When you first fire up The Legend of Zelda: A Link Between Worlds, it will be hard to believe it’s been 21 years since gamers went questing through Hyrule and the Dark World introduced in 1992′s The Legend of Zelda: A Link to the Past. And while it’s not easy to return to a place after such a long absence the famous green tunic, castle, and characters are all effortlessly revived in this 3DS sequel making the passing of two decades seem like a mere footnote.
The fantasy realm of Hyrule is once again threatened by evil forces, requiring young hero Link to don his green pajamas to save the world. While this 3DS follow-up to the 1992 classic retains many of its beloved predecessor’s elements—from enemies and environments to its top-down over-world—it doesn’t rely on just nostalgia to draw players in. Instead, it builds on the appeal and personality of A Link to the Past with some of the series’ most clever and engaging design decisions to date. As Link gets caught up in the battle to stop Yuga he discovers he has the ability to move in and out of walls as a painting. Discovering the alternate dark world of Lorule in the process of exploring this power, he must rescue the sages and Princess Zelda from their artistic prisons and stop Yuga and Ganon from their evil deeds. Link’s new ability which comes to him by way of Yuga, allows him to move in and out of walls as a painting, a key mechanic that offers a new sense of freedom to the world and the many dungeons that you explore. For example, when the Hyrulian transforms into a painting he is capable of navigating otherwise inaccessible areas; this could see him morph into a wall mural to cross a chasm or maybe turn into a 2-D painting to slip through a crack.

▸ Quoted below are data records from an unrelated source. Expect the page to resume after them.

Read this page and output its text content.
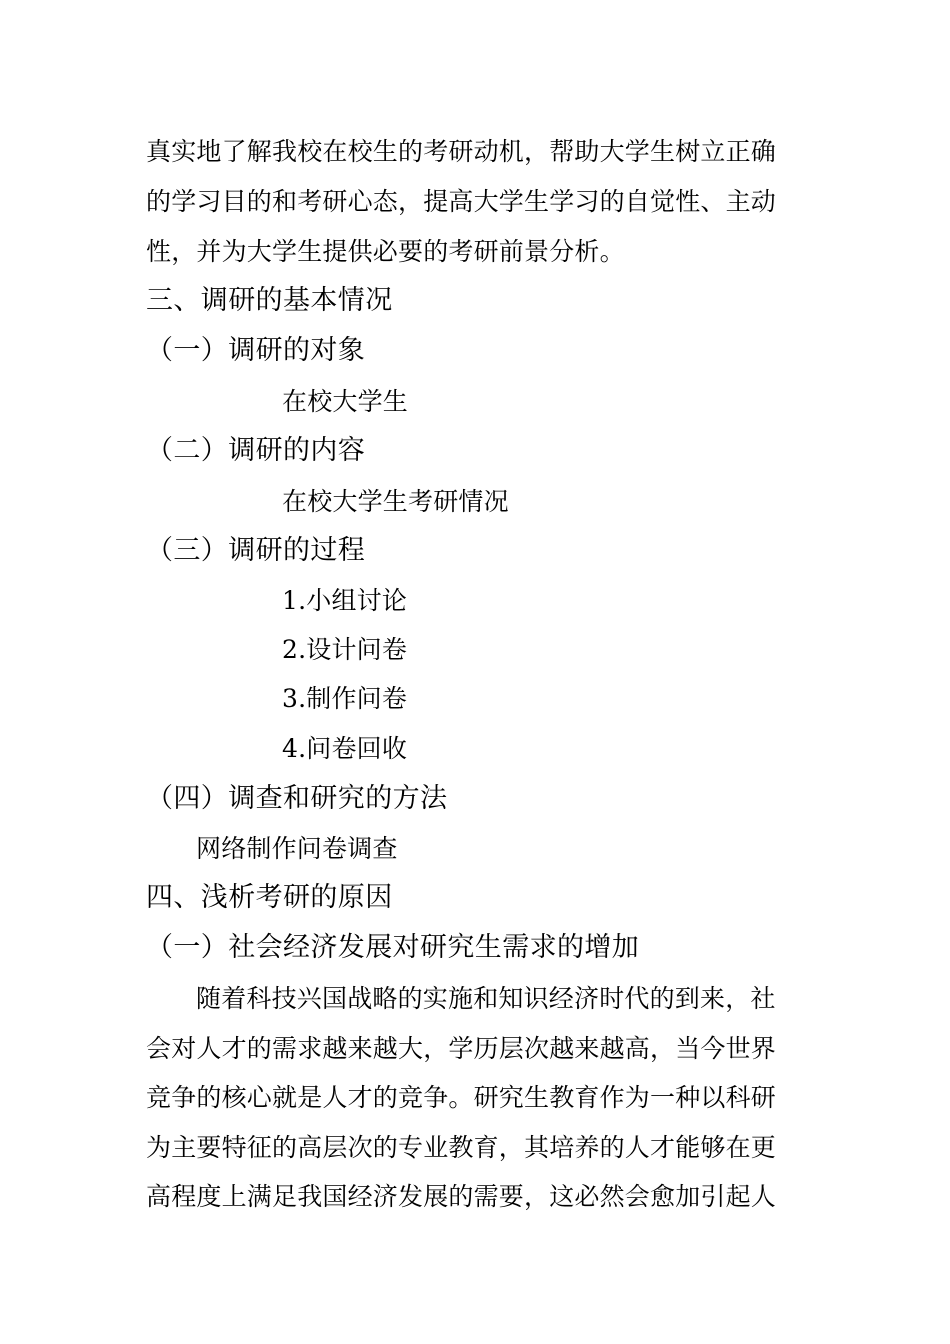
真实地了解我校在校生的考研动机，帮助大学生树立正确
的学习目的和考研心态，提高大学生学习的自觉性、主动
性，并为大学生提供必要的考研前景分析。
三、调研的基本情况
（一）调研的对象
在校大学生
（二）调研的内容
在校大学生考研情况
（三）调研的过程
1.小组讨论
2.设计问卷
3.制作问卷
4.问卷回收
（四）调查和研究的方法
网络制作问卷调查
四、浅析考研的原因
（一）社会经济发展对研究生需求的增加
随着科技兴国战略的实施和知识经济时代的到来，社
会对人才的需求越来越大，学历层次越来越高，当今世界
竞争的核心就是人才的竞争。研究生教育作为一种以科研
为主要特征的高层次的专业教育，其培养的人才能够在更
高程度上满足我国经济发展的需要，这必然会愈加引起人
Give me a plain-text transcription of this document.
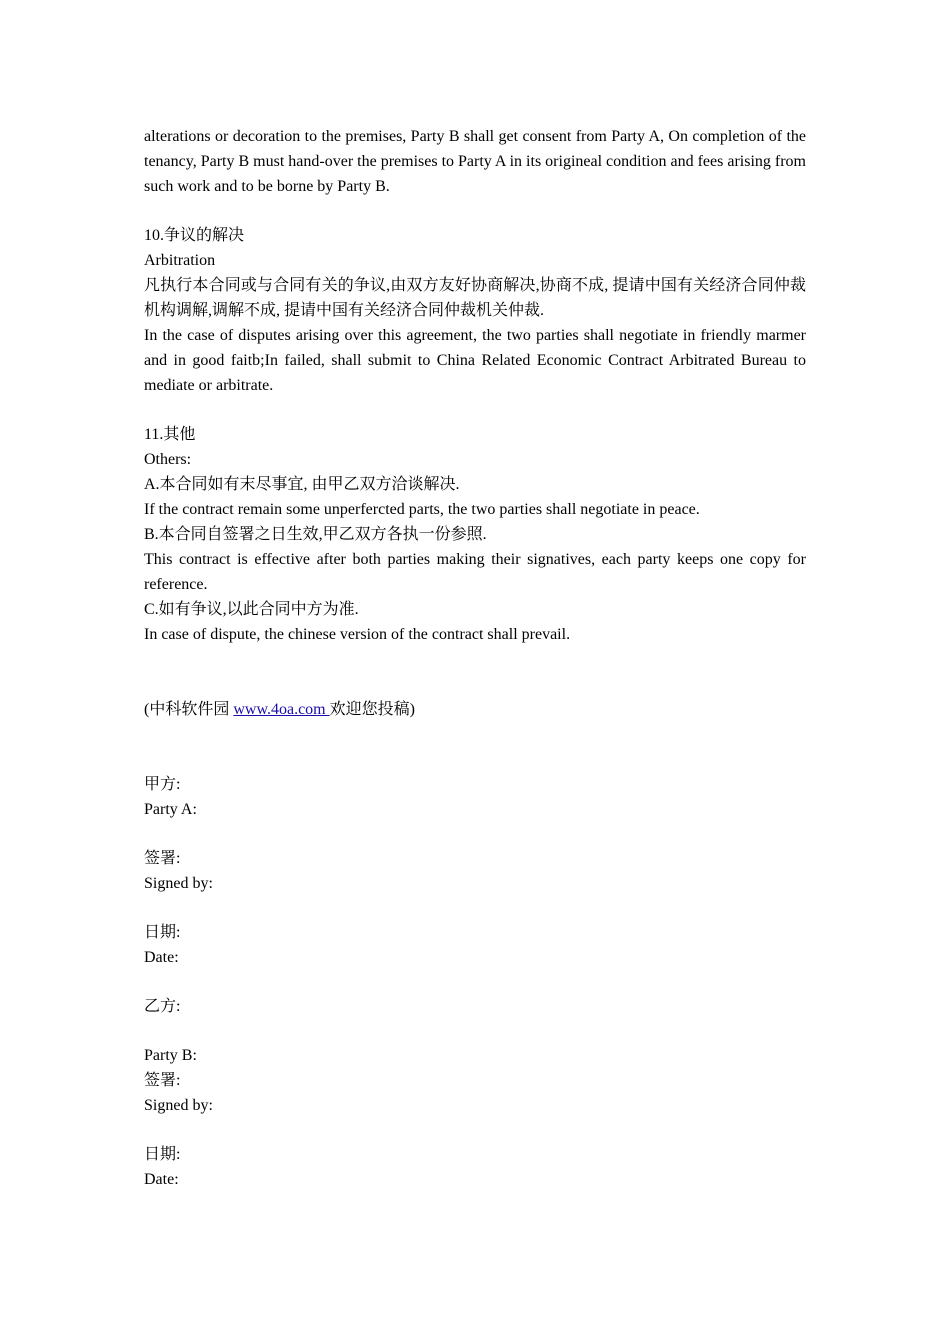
alterations or decoration to the premises, Party B shall get consent from Party A, On completion of the tenancy, Party B must hand-over the premises to Party A in its origineal condition and fees arising from such work and to be borne by Party B.

10.争议的解决

Arbitration

凡执行本合同或与合同有关的争议,由双方友好协商解决,协商不成, 提请中国有关经济合同仲裁机构调解,调解不成, 提请中国有关经济合同仲裁机关仲裁.

In the case of disputes arising over this agreement, the two parties shall negotiate in friendly marmer and in good faitb;In failed, shall submit to China Related Economic Contract Arbitrated Bureau to mediate or arbitrate.

11.其他

Others:

A.本合同如有末尽事宜, 由甲乙双方洽谈解决.

If the contract remain some unperfercted parts, the two parties shall negotiate in peace.

B.本合同自签署之日生效,甲乙双方各执一份参照.

This contract is effective after both parties making their signatives, each party keeps one copy for reference.

C.如有争议,以此合同中方为准.

In case of dispute, the chinese version of the contract shall prevail.

(中科软件园 www.4oa.com 欢迎您投稿)

甲方:

Party A:

签署:

Signed by:

日期:

Date:

乙方:

Party B:

签署:

Signed by:

日期:

Date:
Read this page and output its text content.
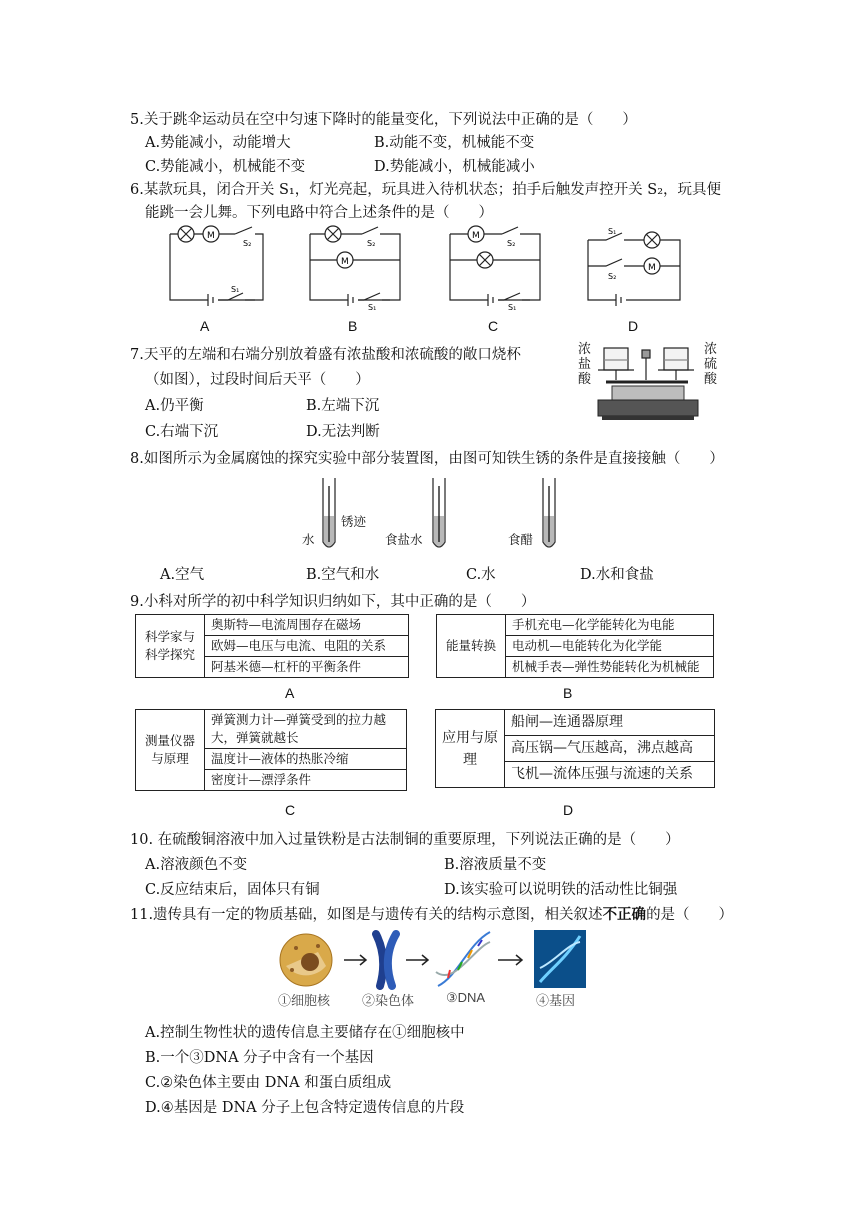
5.关于跳伞运动员在空中匀速下降时的能量变化，下列说法中正确的是（　　）
A.势能减小，动能增大	B.动能不变，机械能不变
C.势能减小，机械能不变	D.势能减小，机械能减小
6.某款玩具，闭合开关 S₁，灯光亮起，玩具进入待机状态；拍手后触发声控开关 S₂，玩具便
能跳一会儿舞。下列电路中符合上述条件的是（　　）
M
S₂
S₁
A
M
S₂
S₁
B
M
S₂
S₁
C
S₁
S₂
M
D
7.天平的左端和右端分别放着盛有浓盐酸和浓硫酸的敞口烧杯
（如图），过段时间后天平（　　）
A.仍平衡	B.左端下沉
C.右端下沉	D.无法判断
浓盐酸
浓硫酸
8.如图所示为金属腐蚀的探究实验中部分装置图，由图可知铁生锈的条件是直接接触（　　）
锈迹
水	食盐水	食醋
A.空气	B.空气和水	C.水	D.水和食盐
9.小科对所学的初中科学知识归纳如下，其中正确的是（　　）
科学家与科学探究	奥斯特—电流周围存在磁场
欧姆—电压与电流、电阻的关系
阿基米德—杠杆的平衡条件
A
能量转换	手机充电—化学能转化为电能
电动机—电能转化为化学能
机械手表—弹性势能转化为机械能
B
测量仪器与原理	弹簧测力计—弹簧受到的拉力越大，弹簧就越长
温度计—液体的热胀冷缩
密度计—漂浮条件
C
应用与原理	船闸—连通器原理
高压锅—气压越高，沸点越高
飞机—流体压强与流速的关系
D
10. 在硫酸铜溶液中加入过量铁粉是古法制铜的重要原理，下列说法正确的是（　　）
A.溶液颜色不变	B.溶液质量不变
C.反应结束后，固体只有铜	D.该实验可以说明铁的活动性比铜强
11.遗传具有一定的物质基础，如图是与遗传有关的结构示意图，相关叙述不正确的是（　　）
①细胞核 ②染色体 ③DNA	④基因
A.控制生物性状的遗传信息主要储存在①细胞核中
B.一个③DNA 分子中含有一个基因
C.②染色体主要由 DNA 和蛋白质组成
D.④基因是 DNA 分子上包含特定遗传信息的片段
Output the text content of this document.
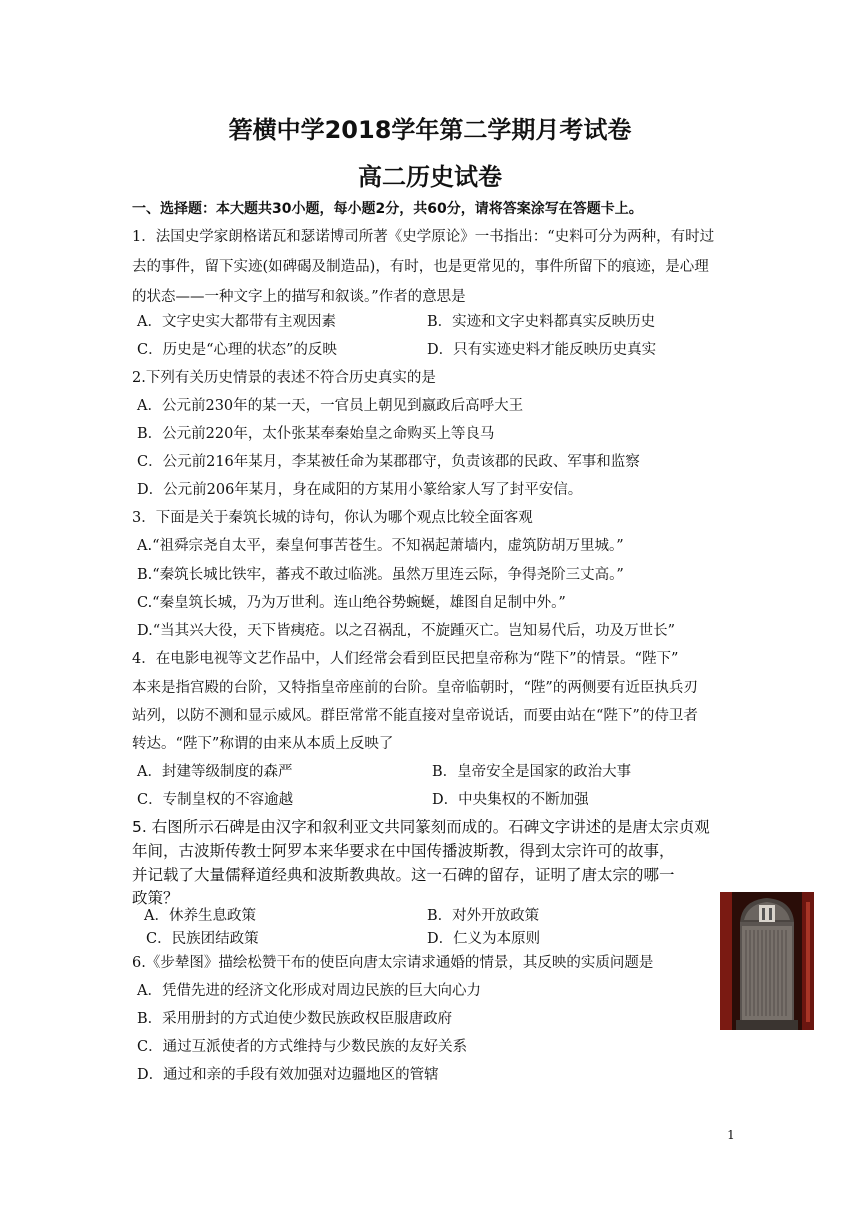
箬横中学2018学年第二学期月考试卷
高二历史试卷
一、选择题：本大题共30小题，每小题2分，共60分，请将答案涂写在答题卡上。
1．法国史学家朗格诺瓦和瑟诺博司所著《史学原论》一书指出：“史料可分为两种，有时过
去的事件，留下实迹(如碑碣及制造品)，有时，也是更常见的，事件所留下的痕迹，是心理
的状态——一种文字上的描写和叙谈。”作者的意思是
A．文字史实大都带有主观因素	B．实迹和文字史料都真实反映历史
C．历史是“心理的状态”的反映	D．只有实迹史料才能反映历史真实
2.下列有关历史情景的表述不符合历史真实的是
A．公元前230年的某一天，一官员上朝见到嬴政后高呼大王
B．公元前220年，太仆张某奉秦始皇之命购买上等良马
C．公元前216年某月，李某被任命为某郡郡守，负责该郡的民政、军事和监察
D．公元前206年某月，身在咸阳的方某用小篆给家人写了封平安信。
3．下面是关于秦筑长城的诗句，你认为哪个观点比较全面客观
A.“祖舜宗尧自太平，秦皇何事苦苍生。不知祸起萧墙内，虚筑防胡万里城。”
B.“秦筑长城比铁牢，蕃戎不敢过临洮。虽然万里连云际，争得尧阶三丈高。”
C.“秦皇筑长城，乃为万世利。连山绝谷势蜿蜒，雄图自足制中外。”
D.“当其兴大役，天下皆痍疮。以之召祸乱，不旋踵灭亡。岂知易代后，功及万世长”
4．在电影电视等文艺作品中，人们经常会看到臣民把皇帝称为“陛下”的情景。“陛下”
本来是指宫殿的台阶，又特指皇帝座前的台阶。皇帝临朝时，“陛”的两侧要有近臣执兵刃
站列，以防不测和显示威风。群臣常常不能直接对皇帝说话，而要由站在“陛下”的侍卫者
转达。“陛下”称谓的由来从本质上反映了
A．封建等级制度的森严	B．皇帝安全是国家的政治大事
C．专制皇权的不容逾越	D．中央集权的不断加强
5. 右图所示石碑是由汉字和叙利亚文共同篆刻而成的。石碑文字讲述的是唐太宗贞观
年间，古波斯传教士阿罗本来华要求在中国传播波斯教，得到太宗许可的故事，
并记载了大量儒释道经典和波斯教典故。这一石碑的留存，证明了唐太宗的哪一
政策？
A．休养生息政策	B．对外开放政策
C．民族团结政策	D．仁义为本原则
6.《步辇图》描绘松赞干布的使臣向唐太宗请求通婚的情景，其反映的实质问题是
A．凭借先进的经济文化形成对周边民族的巨大向心力
B．采用册封的方式迫使少数民族政权臣服唐政府
C．通过互派使者的方式维持与少数民族的友好关系
D．通过和亲的手段有效加强对边疆地区的管辖
1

Many puzzles involve a 2-D Link wrapping himself around the walls of a 3-D environment to reach switches and chests nestled atop faraway making for a very cool gameplay system.
One of A Link Between Worlds bests assests is it doesn’t have a bunch of filler before you see your first bit of action. After waking up in your bed, you’re whisked away and will encounter your first dungeon almost immediately. It’s there where you will prepare Link for battle, learning the basics of combat, item management, and the core game mechanics. From there you’re dropped off into the open world where the rest will be immediately familiar to those who know the Legend of Zelda series, largely because A Link Between Worlds walks the well-worn path of previous games. You can rent items, allowing you to grab your essentials like the Hookshot, Bow, Bomb Bag, but if you die you’ll have to return your rentals. Using the items are tied to an energy bar that recharges over time. Everything from arrows to bombs will have to be recharged but luckily the wait time for the bar to recharge is not that long so you’re encouraged to use whatever item you want without fear of running out of ammo. The graphics are an improved version of the 16-bit graphics featured in the original. They’re colorful, and the 3-D helps, but it’s not the game’s strong point and will probably turn off the faction of people who are turned on by a game’s eye candy.
The XXL Endgame
The Legend of Zelda: A Link Between Worlds is proof positive that you can revisit the golden age without without getting trapped in nostalgia. While it may be graphically unimpressive compared to today’s standards, Between Worlds recaptures the spirit of adventure that the early Zelda games were known for, successfully laying the groundwork for Zelda games to come.—Written by DJRhude (@DJRhude)
XXL Rating: XL
Legend of Zelda: A Link Between Worlds was reviewed for the Nintendo 3DS.